The latest wave of Coronavirus is slowly starting to recede in many areas, but prices at the grocery store are still soaring. Significant retail price increases can be found on every aisle; sticker shock was first felt in the meat and dairy departments, and now fresh produce prices are starting to climb, according to The Washington Post. The usual culprits are to blame for some of the price increases, but there are some additional, unexpected reasons that will cause us to shell out more green for our greens.

You've heard this sad song before: prices are going up at grocery stores and restaurants. Pandemic-caused labor shortages are causing supply chain issues, high prices at the gas pump have increased transportation costs, and demand for many products just can't be met. (Even food banks have not been spared from COVID-19 related problems.) The price-per-pound of vegetables shot up almost 20% from December 2020 to 2021, shares The Washington Post, and fresh fruit increased by 10% over the same period. When inflation starts to creep over 5%, grocery stores can no longer absorb the cost and raise prices.
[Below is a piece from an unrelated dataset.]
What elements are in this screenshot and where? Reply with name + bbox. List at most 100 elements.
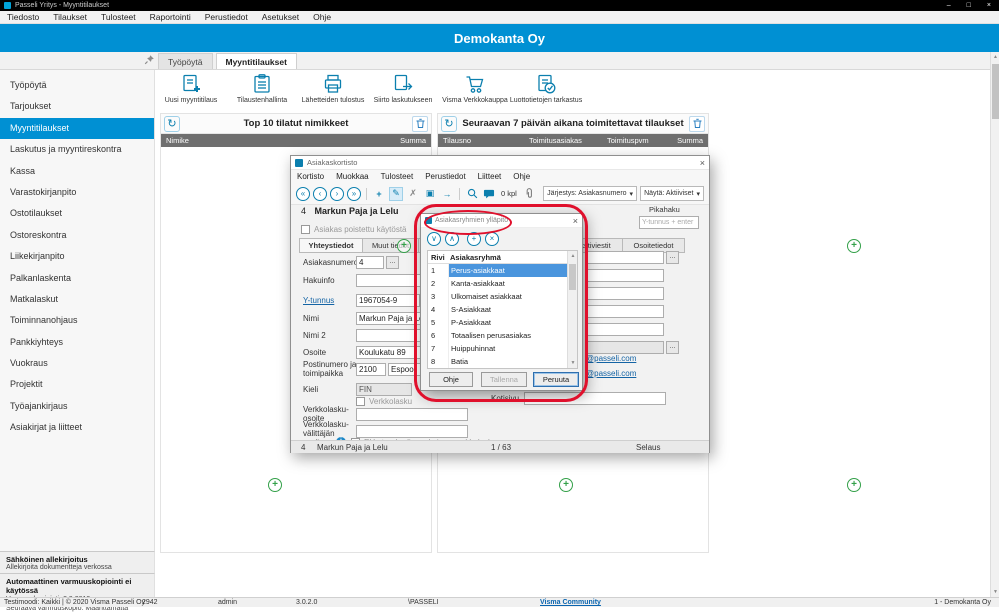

From late 2020 to 2021, Winsight Grocery Business reported a 24% increase in wholesale fruit prices and about 12% for wholesale vegetables. An apple a day keeps the doctor away, but when the cost of that apple has increased by 20%, consumers might have to stretch their supply.

What other factors are raising the price of fresh produce?

After two years of dealing with pandemic-related inflation, consumers have become acquainted with the usual suspects causing high prices at the grocery store. Some emerging factors at play can shed some light on why the cost of fresh produce has risen so quickly over the past year and if there's a light at the end of this expensive tunnel.

According to Naturally Savvy, the primary producers of fresh produce in North America are South America, Mexico, Florida, and California. The cost of crops from these areas is dependent on weather conditions, the price of pesticides and fertilizers, and production and transportation costs. The Washington Post reports that an increase in the minimum wage in Mexico and new inspection programs implemented at the U.S.-Mexico border have caused a spike in production costs that have added to the increase in prices.

People living in the U.S. have also altered their eating habits during the pandemic, opting for healthier foods that they can prepare at home (per CNBC). An increased preference for "superfoods" has caused a high demand for fresh produce, and producers can't keep up.

Is there hope for our grocery budgets? The Wall Street Journal predicts price increases on imported foods and heavier produce ranging from 2% to 20% in 2022. Experts say that if there is any decrease in prices, it will be very gradual.